Chapter 48
Chapter Forty-Eight
Zev towers before me, fury crackling off his skin like lightning incarnate. The air sizzles around him, his face twisted into a mask of rage. A thick vein pulses in his forehead, tendons bulging in his neck.
I tear my gaze away, my heart battering my ribs with the force of a tempest. My eyes land on Daak’s lifeless body. Despair claws at my throat, my ribs, my heart, my soul.
Daak. He hadn’t deserved this.
Daak, who taught me how to fight and how to wield.
Daak, who held me through storms when my father turned his back on me.
Daak, who followed me into enemy territory as I sought my revenge.
Daak, who died knowing I no longer felt the same.
A strangled cry tears from my lips. The sound leaves me before I realize it’s mine. My knees hit stone, but I don’t feel the pain. All I can see is Daak—his body curled like he’s sleeping.
He can’t be gone. He can’t be.
I fall to my knees, cradling his head. My face is wet with tears as I trace a hand over his face. His skin is still warm, but Tides—his eyes.
They’re still open. Lifeless.
What will I tell his father?
Grief crawls out of the fractured hollow of my heart, flooding my veins with poisoned agony. This is my fault. This is all my fault.
Slowly, I raise my eyes to Zev.
He hasn’t moved. He’s a statue, stock still, a strange look on his face. His chest is heaving, hands clenching and unclenching. He opens his mouth—but it’s not a roar that escapes. It’s a breath. A falter. And then his face hardens into stone.
Violent power writhes inside me—not my gentle, healing power, but the feral tide of water. It rages inside me, desperate to be unleashed after months of suppression. He killed Daak.
I bare my teeth.
The water calls—
—and I respond.
With a sharp jab of my arm, water rises from the stream, jagged and swift, and for one blinding second, I revel in the water’s strength. In its fury.
Zev’s eyes widen with shock.
My hand shoots forward. Water slams into his chest, knocking him clear across the room. A loud thud resonates as his back collides with the stone wall.
My advantage is short-lived. He staggers to his feet, and the vengeful wrath in his steel gray eyes sucks the air from my lungs. Hate contorts his face, lips peeled back in a feral snarl, a vein throbbing across his forehead.
This isn’t Zev—it’s the Dark Commander.
And I’ve made myself his enemy.
He raises his hand—and I just know. This is no warning.
The Dark Commander means to kill me.
My arm arcs in the air in a graceful twirl. Just like Daak taught me. Water rises again, thin streams converging into thicker cords. It shoots at his chest, but he’s expecting it this time, easily rolling out of the way.
I didn’t freeze the water before launching it at his heart. I don’t know why.
I should have.
Because the room darkens. My mouth parts in disbelief—stone weeps above me where ominous storm clouds gather.
Tides drown me.
My husband has summoned a storm underground.

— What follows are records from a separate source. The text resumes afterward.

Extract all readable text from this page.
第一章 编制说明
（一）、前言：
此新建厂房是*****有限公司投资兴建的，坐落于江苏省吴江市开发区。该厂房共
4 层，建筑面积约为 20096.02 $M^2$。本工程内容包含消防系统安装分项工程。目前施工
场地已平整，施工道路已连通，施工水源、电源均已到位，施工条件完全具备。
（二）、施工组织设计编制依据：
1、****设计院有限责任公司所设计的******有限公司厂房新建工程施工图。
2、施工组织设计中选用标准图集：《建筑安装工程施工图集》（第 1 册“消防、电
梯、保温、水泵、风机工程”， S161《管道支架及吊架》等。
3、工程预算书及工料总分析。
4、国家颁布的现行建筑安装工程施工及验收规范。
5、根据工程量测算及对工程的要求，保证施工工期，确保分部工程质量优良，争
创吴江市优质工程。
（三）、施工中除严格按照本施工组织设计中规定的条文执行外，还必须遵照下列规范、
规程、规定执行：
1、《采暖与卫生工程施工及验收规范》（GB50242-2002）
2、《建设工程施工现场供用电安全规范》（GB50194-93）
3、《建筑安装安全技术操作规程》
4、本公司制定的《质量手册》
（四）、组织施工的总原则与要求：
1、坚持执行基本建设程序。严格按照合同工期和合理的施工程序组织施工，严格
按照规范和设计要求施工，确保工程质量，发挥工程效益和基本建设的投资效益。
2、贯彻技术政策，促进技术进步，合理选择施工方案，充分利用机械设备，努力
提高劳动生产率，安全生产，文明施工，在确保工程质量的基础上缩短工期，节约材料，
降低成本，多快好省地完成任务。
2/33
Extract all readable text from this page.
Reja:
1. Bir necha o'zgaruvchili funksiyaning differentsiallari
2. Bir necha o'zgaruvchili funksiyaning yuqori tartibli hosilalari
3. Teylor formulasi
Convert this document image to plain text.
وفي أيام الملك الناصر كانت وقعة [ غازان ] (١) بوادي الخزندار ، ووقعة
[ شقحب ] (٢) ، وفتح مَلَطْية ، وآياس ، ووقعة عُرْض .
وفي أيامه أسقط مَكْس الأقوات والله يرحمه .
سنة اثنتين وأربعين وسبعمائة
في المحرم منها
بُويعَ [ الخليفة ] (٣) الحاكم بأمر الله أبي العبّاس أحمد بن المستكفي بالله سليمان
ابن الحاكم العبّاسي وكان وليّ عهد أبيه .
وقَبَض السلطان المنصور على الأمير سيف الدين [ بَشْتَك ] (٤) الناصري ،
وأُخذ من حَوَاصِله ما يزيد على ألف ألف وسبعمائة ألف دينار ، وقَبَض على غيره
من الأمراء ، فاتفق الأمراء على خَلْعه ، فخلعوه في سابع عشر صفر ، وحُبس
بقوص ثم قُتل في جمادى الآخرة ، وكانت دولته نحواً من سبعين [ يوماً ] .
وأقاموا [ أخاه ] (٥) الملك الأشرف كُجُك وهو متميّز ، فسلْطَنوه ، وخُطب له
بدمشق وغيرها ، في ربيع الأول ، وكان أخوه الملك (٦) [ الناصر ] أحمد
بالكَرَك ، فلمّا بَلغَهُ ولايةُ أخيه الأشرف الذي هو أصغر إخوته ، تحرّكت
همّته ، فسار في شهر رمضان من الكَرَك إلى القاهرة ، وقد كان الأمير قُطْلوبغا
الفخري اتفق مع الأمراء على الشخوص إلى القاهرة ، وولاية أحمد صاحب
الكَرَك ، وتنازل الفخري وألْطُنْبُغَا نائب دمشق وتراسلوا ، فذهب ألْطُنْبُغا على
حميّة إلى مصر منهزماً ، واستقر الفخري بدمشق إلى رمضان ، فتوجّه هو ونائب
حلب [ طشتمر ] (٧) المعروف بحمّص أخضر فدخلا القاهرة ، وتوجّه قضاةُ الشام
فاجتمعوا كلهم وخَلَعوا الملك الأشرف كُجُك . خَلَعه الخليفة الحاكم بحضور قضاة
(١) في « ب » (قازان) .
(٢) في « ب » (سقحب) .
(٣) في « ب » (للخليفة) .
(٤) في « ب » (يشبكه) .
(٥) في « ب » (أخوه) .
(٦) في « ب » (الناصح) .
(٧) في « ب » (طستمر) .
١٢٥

A shaky, trembling step back.
My eyes are glued to the rumbling clouds. A sharp crack of thunder, and I flinch. My back hits the wall just as a flash of lightning rips through the room.
A vise grips my lungs. I can’t breathe.
The clouds grow thicker, darker, closer.
Thunder booms louder, but the deafening shrill in my ears drowns it out. My knees buckle. The cavern walls shrink in around me—darker, then darker still. The shadows will swallow me whole.
Lightning flashes again, its electric heat brushing my face.
I try to scream, but there’s not enough air—a muffled whimper is all that slips free. My ragged gasps echo in my ears. Tides, there’s not enough air. My husband’s wrath has sucked it all from the cavern. Thunder keeps rumbling, closer and closer, and dark spots dot my vision.
Water shouldn’t drip from stone.
Thunder shouldn’t rattle a ceiling.
I shouldn’t feel lightning on my skin.
Through the darkness, I catch sight of black boots approaching me, each measured footstep echoing with lethal promise.
The storm in his gray eyes is more terrifying than the one he’s conjured.
“So many lies you’ve managed to tell me, wife,” the Dark Commander spits, halting before me. “At least your fear was one truth.”
Darkness surges—and then there’s nothing.